このヨットがデビューした時は、少しオーバーに言えば衝撃的でした。キャビン拡大全盛時代に、その流れとは逆行したデザインだったからです。キャビンはシンプル、狭い、天井も低い。それにライフラインが無かった。今は見慣れた感もありますが、当時はちょっとビックリ。でも、個人的には、これからはこれだなと感じた次第です。

シングルハンド仕様、速さ、操作のし易さ、姿形の美しさ、シンプルな内装、キャビンにはソファーとバウにベッド、それにトイレしか無かった。ギャレー無し、清水無し(オプション)。冷蔵庫に代わって、入口のステップ兼用のアイスボックスがひとつ。それだけです。クルージング艇とは真逆、でも、だからと言ってレーサーでも無かった。ヨットに対する考え方、セーリングに対する見方が違っていたわけです。

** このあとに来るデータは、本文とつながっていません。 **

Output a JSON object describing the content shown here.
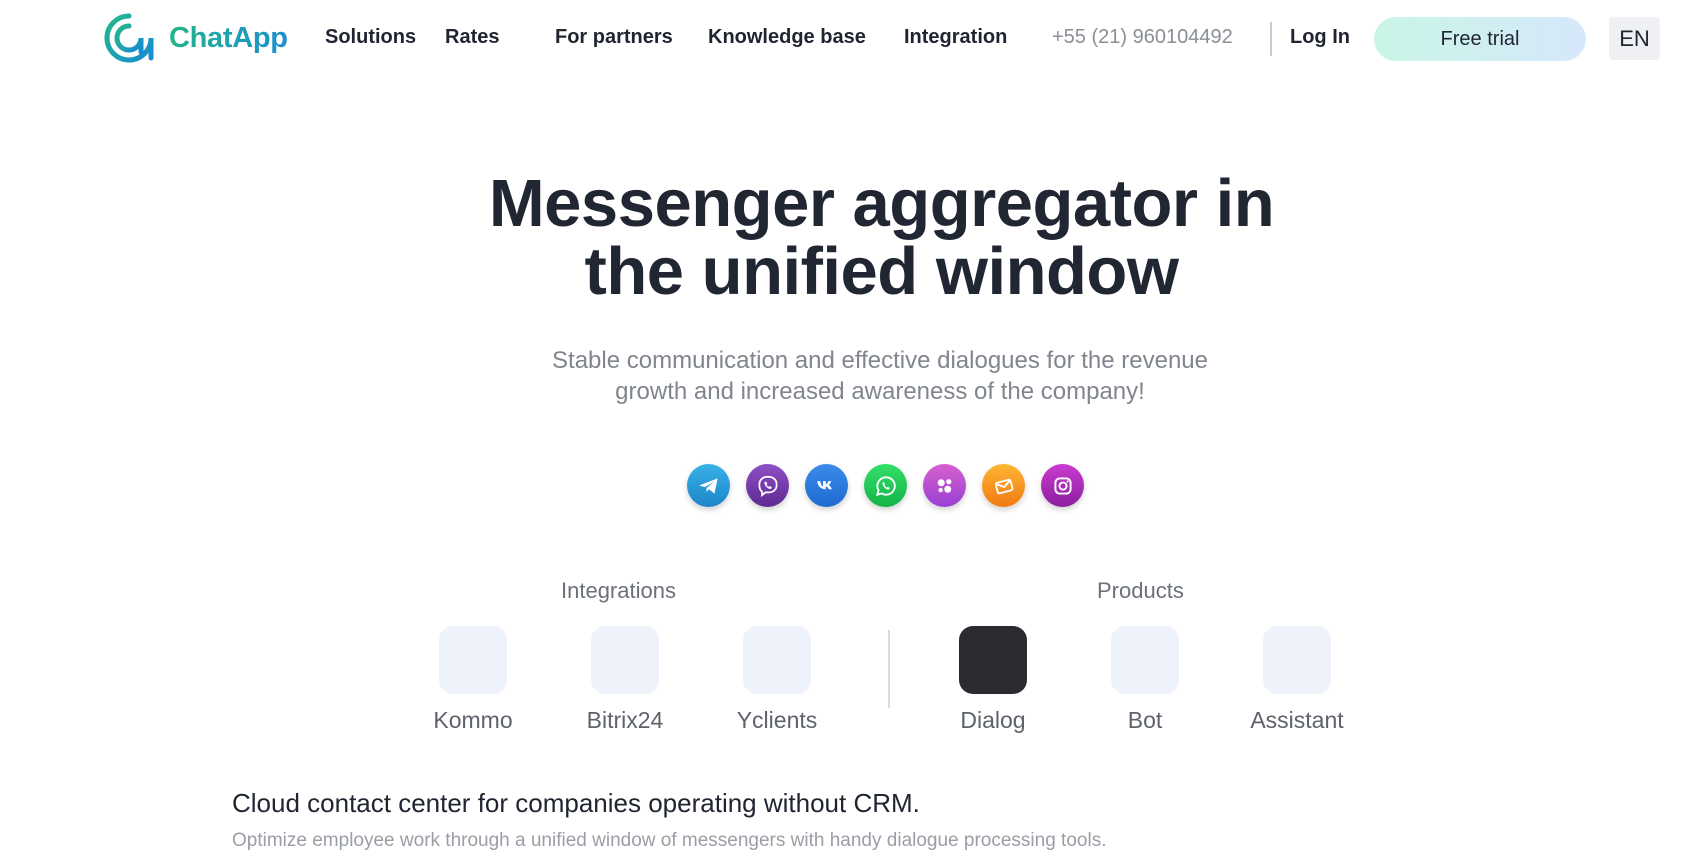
{
  "header": {
    "logo_text": "ChatApp",
    "nav": [
      "Solutions",
      "Rates",
      "For partners",
      "Knowledge base",
      "Integration"
    ],
    "phone": "+55 (21) 960104492",
    "login": "Log In",
    "cta": "Free trial",
    "language": "EN"
  },
  "hero": {
    "title_line1": "Messenger aggregator in",
    "title_line2": "the unified window",
    "subtitle": "Stable communication and effective dialogues for the revenue growth and increased awareness of the company!"
  },
  "socials": [
    "telegram-icon",
    "viber-icon",
    "vk-icon",
    "whatsapp-icon",
    "bubbles-icon",
    "email-icon",
    "instagram-icon"
  ],
  "integrations": {
    "label": "Integrations",
    "items": [
      "Kommo",
      "Bitrix24",
      "Yclients"
    ]
  },
  "products": {
    "label": "Products",
    "items": [
      "Dialog",
      "Bot",
      "Assistant"
    ],
    "selected": "Dialog"
  },
  "description": {
    "title": "Cloud contact center for companies operating without CRM.",
    "text": "Optimize employee work through a unified window of messengers with handy dialogue processing tools."
  },
  "colors": {
    "brand_green": "#22b58a",
    "brand_blue": "#1a8fd0",
    "text_dark": "#212633",
    "tile_bg": "#eef2fb",
    "tile_active": "#2b2c31"
  }
}
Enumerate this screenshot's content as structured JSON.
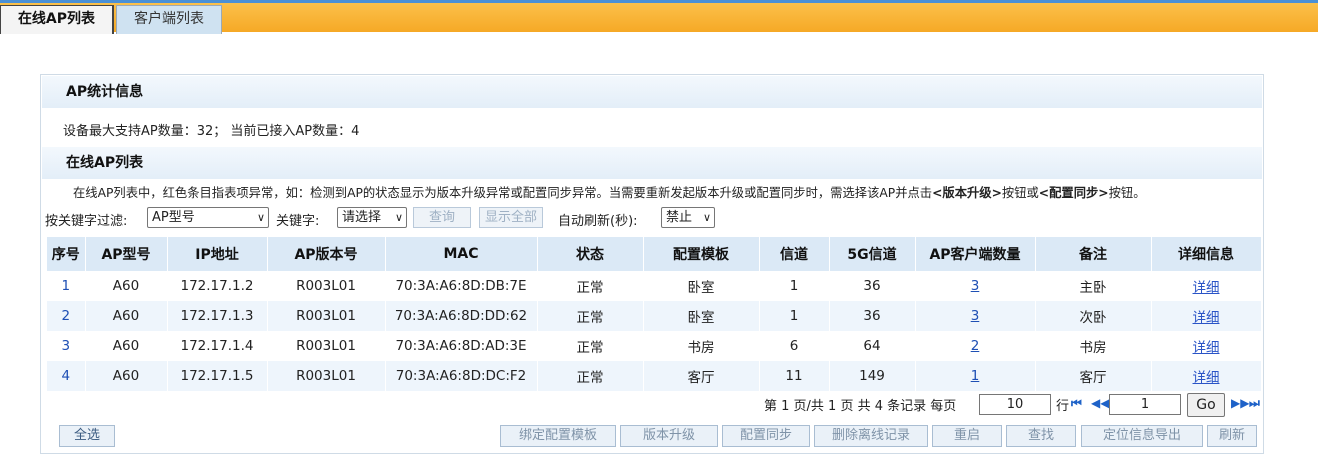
{
  "tabs": [
    {
      "label": "在线AP列表",
      "active": true
    },
    {
      "label": "客户端列表",
      "active": false
    }
  ],
  "stats": {
    "title": "AP统计信息",
    "line": "设备最大支持AP数量：32；  当前已接入AP数量：4"
  },
  "list": {
    "title": "在线AP列表",
    "note_pre": "在线AP列表中，红色条目指表项异常，如：检测到AP的状态显示为版本升级异常或配置同步异常。当需要重新发起版本升级或配置同步时，需选择该AP并点击",
    "note_b1": "<版本升级>",
    "note_mid": "按钮或",
    "note_b2": "<配置同步>",
    "note_post": "按钮。"
  },
  "filter": {
    "label": "按关键字过滤:",
    "field_value": "AP型号",
    "keyword_label": "关键字:",
    "keyword_value": "请选择",
    "search_label": "查询",
    "show_all_label": "显示全部",
    "refresh_label": "自动刷新(秒):",
    "refresh_value": "禁止"
  },
  "table": {
    "headers": [
      "序号",
      "AP型号",
      "IP地址",
      "AP版本号",
      "MAC",
      "状态",
      "配置模板",
      "信道",
      "5G信道",
      "AP客户端数量",
      "备注",
      "详细信息"
    ],
    "rows": [
      {
        "idx": "1",
        "model": "A60",
        "ip": "172.17.1.2",
        "ver": "R003L01",
        "mac": "70:3A:A6:8D:DB:7E",
        "status": "正常",
        "tpl": "卧室",
        "ch": "1",
        "ch5g": "36",
        "clients": "3",
        "remark": "主卧",
        "detail": "详细"
      },
      {
        "idx": "2",
        "model": "A60",
        "ip": "172.17.1.3",
        "ver": "R003L01",
        "mac": "70:3A:A6:8D:DD:62",
        "status": "正常",
        "tpl": "卧室",
        "ch": "1",
        "ch5g": "36",
        "clients": "3",
        "remark": "次卧",
        "detail": "详细"
      },
      {
        "idx": "3",
        "model": "A60",
        "ip": "172.17.1.4",
        "ver": "R003L01",
        "mac": "70:3A:A6:8D:AD:3E",
        "status": "正常",
        "tpl": "书房",
        "ch": "6",
        "ch5g": "64",
        "clients": "2",
        "remark": "书房",
        "detail": "详细"
      },
      {
        "idx": "4",
        "model": "A60",
        "ip": "172.17.1.5",
        "ver": "R003L01",
        "mac": "70:3A:A6:8D:DC:F2",
        "status": "正常",
        "tpl": "客厅",
        "ch": "11",
        "ch5g": "149",
        "clients": "1",
        "remark": "客厅",
        "detail": "详细"
      }
    ]
  },
  "pager": {
    "summary": "第 1 页/共 1 页 共 4 条记录 每页",
    "per_page": "10",
    "row_label": "行",
    "page_input": "1",
    "go_label": "Go"
  },
  "buttons": {
    "select_all": "全选",
    "bind_template": "绑定配置模板",
    "upgrade": "版本升级",
    "sync": "配置同步",
    "delete_offline": "删除离线记录",
    "reboot": "重启",
    "locate": "查找",
    "export": "定位信息导出",
    "refresh": "刷新"
  },
  "colors": {
    "topbar": "#f6a926",
    "header_bg": "#dbe9f6",
    "link": "#1e4fb4"
  }
}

その後、このヨットがアメリカで広く受け入れられていくに連れて、それを見た他の造船所も、デイセーラーを建造し始める。もちろん、その後、もっと速いのが出てくるのは当然という事になります。それでアレリオン28もデイセーラー群の中では速い方では無くなった。でも、今だにこのヨットの人気は高いんです。

これはセーリングはスピードだけでは無いという事を意味すると思います。別にレースが主体じゃない。速いのは確かに面白いけど、それに引き換えて差し出すものもある。このヨットのセーリングには滑らかさを感じます。感性の問題だろうと思います。微風から強風まである中で、どこにバランスを取るかだと思います。今のデイセーラージャンルで言うと、相当速いのが出てきていますから、それに比べると、アレリオン28は強風寄りのバランスだろうと思えます。微風では少し重さを感じるかもしれません。ならば、ジェネカーでも対応すれば気持ち良くなる。デイセーラーはレーサーとは違います。

1990年代にデビューしたアレリオン28、当時から、現代のバキューム工法で建造されてきた。水線から上はクラシックな様相を醸し出し、リグや水線以下はモダンなデザイン。その後のデイセーラーのクラシック系デザインはみんなこれに習っています。

写真はアレリオン28の内装。シンクはオプションです。一番下に少し見えるチークのステップ、これはアイスボックスにチークを貼ったものです。シンプルですが、デイセーラーでは十分ではないかと思います。